The seasonal images of happiness and comfort are especially disturbing when you can’t share in their pictured perfection. Even if you are generally a fan of the Christmas season, sometimes it’s just tough to watch. Perhaps you have found yourself wishing it was already over. If only we could just fast forward to February. Sure, you want to remember Jesus’ birth, but you could do without the rest of it.
Often, during this time of year we resist expressing our hurt in effort to avoid putting a damper on the seasonal mood. After all, who wants to hang out with a downer at Christmas? But is this suppression of emotion, and the isolation that results, really the best way to deal with our pain? Perhaps our decision to remain silent actually serves to prop up the holiday perfection narrative.
Wouldn’t our friends and churches be better served if we humbly chose to shatter the illusion? The truth is, most of the people in those pictures are not as happy as they look anyway. Even an average image looks amazing with an Instagram filter thrown on top. Somehow we need to find the freedom to say: No, I am not alright, and all this “holiday spirit” isn’t helping matters.
Christianity has a rich tradition of honestly expressing deep pain. This practice, called lament, flows through Scripture from the Prophets and Psalms in the Old Testament to the cries of Jesus in the New. When we refuse to acknowledge our pain we turn against our own history and stunt our spiritual growth. Painting an artificial portrait of unlimited happiness is un-Christian no matter what season it happens to be. Though we desperately long to return to Eden, we cannot do so, even for a few days.
The church needs to rediscover the practice of lament, and I can’t think of a better time to do this than Christmas. Joy and sorrow have always been hauntingly intertwined in this celebration. Just days after the birth of Jesus, Mary his mother was told: “a sword will pierce through your own soul also.” (Luke 2:35) It was a harsh prophecy for a new mother to receive, but, in time, the truth of these words was clearly shown. Jesus is the biggest gift this world will ever receive, yet his birth and life meant great pain for the person closest to him.
So let’s resolve to be honest about our pain this Christmas, first with God, and then also with others. And let’s not think our intense emotions are too much for God to handle. He created us with the ability to experience each of them. He can take it, really he can, and he won’t be mad at you for spoiling his birthday celebration either.

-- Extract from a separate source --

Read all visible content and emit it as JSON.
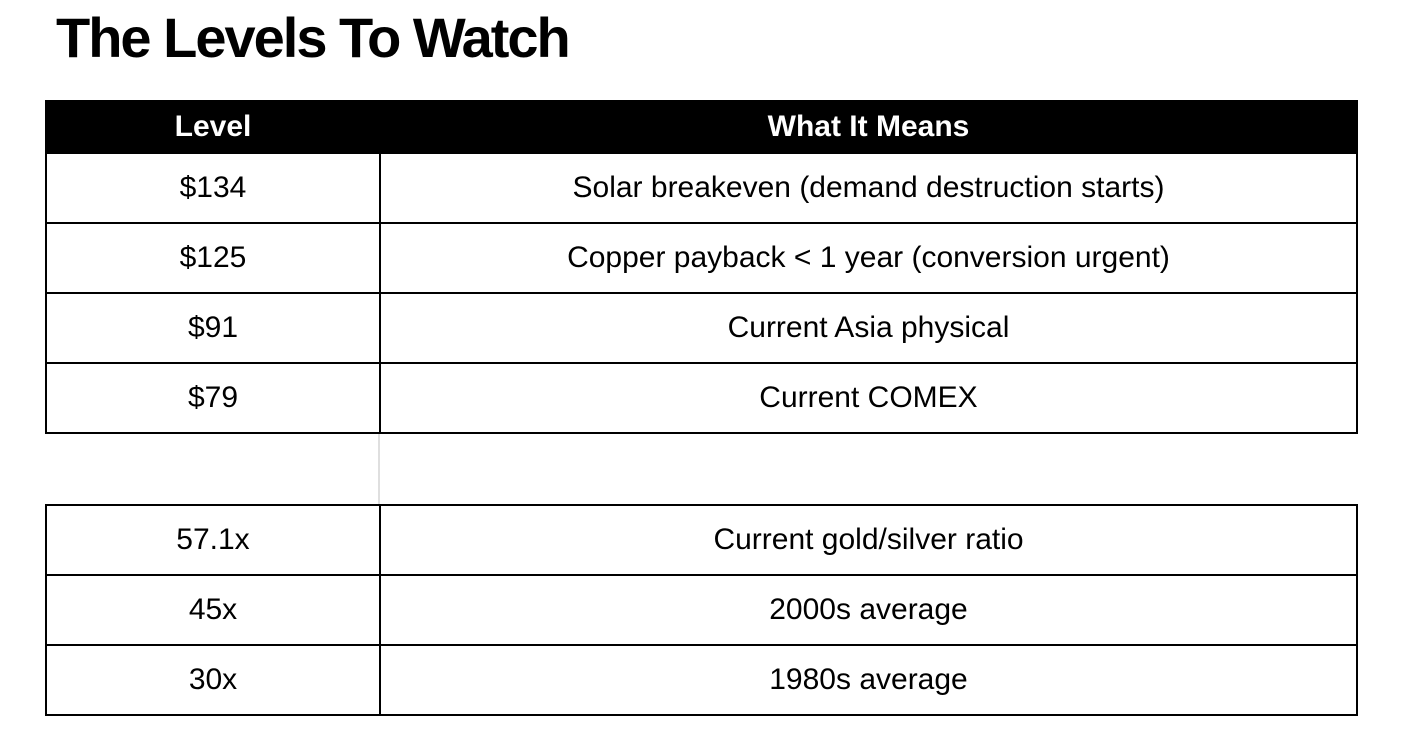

This doesn’t mean Christmas has to be depressing. I believe that when we truly weep over our enduring sorrows it becomes easier to genuinely rejoice with others. When we stop denying it hurts and start being honest we can experience a deeper joy. The birth of Jesus is good news not because our lives are perfect; it is good news because they are clearly not. The more we remember this truth the more beautiful Christmas will be to us.